Cost Analysis using Random Forest Prediction
Models and Methods Track
What to you do when your cost data is not well suited for linear regression analysis? As an alternative, we experimented with Random Forests, an example of using a computer intensive learning algorithm instead of assuming a parametric model. Random Forests are a collection of Decision Trees. Trees can capture non-linear relationships and interactions among predictors. Individual decision trees are interpretable, however, not necessarily great predictors. By suitably fitting a collection of trees, and averaging the tree predictions, Random Forests results compete with the best machine learning predictors.
Because our dataset has a small number of observations relative to the number of mostly categorical predictors, creating a design matrix for linear regression results in more columns than rows. This forces a strategy of selecting variables, and artificially converting categories to numeric values. An alternative is to consider adaptive nonparametric procedures such as Support Vector Machines and Random Forests. We chose Random Forests, which can handle small datasets with a large numbers of predictors, as well as a mix of categorical and numerical data. We used a model selection strategy, evaluated the goodness of fit using R-squared, and assessed performance on future data sets using prediction error and prediction intervals.
This paper will discuss how we applied Random Forests to estimate costs of simulation-based experimentation projects. First we will discuss the dataset and challenges that lead us to explore Random Forests. Next, we will introduce the concept of Random Forests, followed by a discussion of our approach to estimate costs of these types of projects. We will discuss data preparation, model development and validation, and evaluation of results. We will close with management and end-user perceptions and experiences with the model and results.
The Boeing Company
Karen Mourikas is an Operations and Systems Analyst at The Boeing Company in Huntington Beach, CA. Currently, she supports the Strategic Development and Experimentation (SD&E) group in Phantom Works focusing on Experimentation. In the Experimentation group, Karen manages Space Situational Awareness experiments, from initial development through execution and analysis, in the Space Experimentation & Analysis Center (SEAC) in Seal Beach. Previously, Karen worked as an Affordability Analyst in the Systems Engineering Affordability group. In that role, she worked on various programs estimating Life Cycle Costs, analyzing Cost Uncertainty, integrating Cost Risk with Risk Management processes, and performing Cost Effectiveness Trades. Combining Experimentation and Affordability, Karen proposed and manages the development of the simulation-based experimentation estimating toolkit. Prior to Boeing, Karen worked as an analyst in a statistical organization in Boston, as a software programmer at Boston University, and as a computer consultant at Arthur Anderson in Madrid, Spain. She also spent some time teaching college math classes in Southern California. Karen holds a BA in Mathematics and Computer Science from Connecticut College, and two MS degrees from the University of Southern California, one in Applied Mathematics and the other in Operations Research Engineering.
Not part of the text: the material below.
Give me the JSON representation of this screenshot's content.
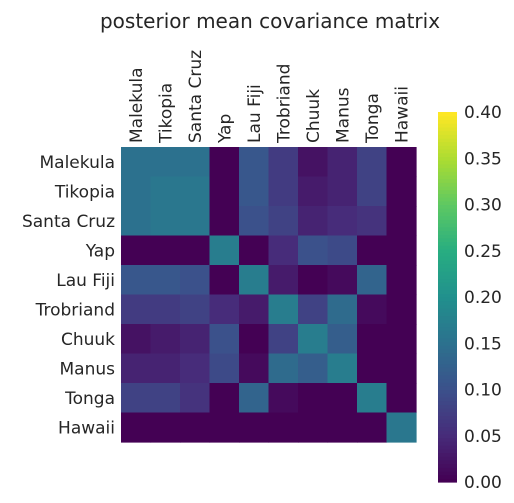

On a personal side, Karen loves to travel and has spent time living and working in Spain and in Scotland.
The Boeing Company
Denise graduated from Cal Poly Pomona with a BS in Statistics and a MS in Pure Math. She taught college math before entering the Aerospace field. Denise has been employed with Boeing Company since 2004. Her expertise is with Parametric Estimating and Affordability/Cost effective trades. She specializes in software estimating and cost-risk analysis.
Under Boeing’s Research and Technology division, Denise works various programs and special studies. Though she has worked a multitude of platforms, her main systems experience is in satellites, space ground systems and related user equipment.
Denise leads Affordability Enterprise training activities including course development and instruction throughout the company. She is an active member of ISPA.
The Boeing Company
James Schimert received his Ph.D. in Statistics from University of Washington, Seattle, Washington in 1992.
He is an Advanced Computing Technologist in the Network Systems Technology group, Boeing Research and Technology, The Boeing Company, Bellevue, Washington. His research interests include statistical algorithms in data mining and machine learning including tree ensembles, in a variety of applications including predicting the cost of simulation based experiments. Previously, he worked in the Research group at Insightful Corp., where he served as consultant and as principal investigator on NIH and NSF SBIR funded research efforts to develop commercial software for advanced statistical computing.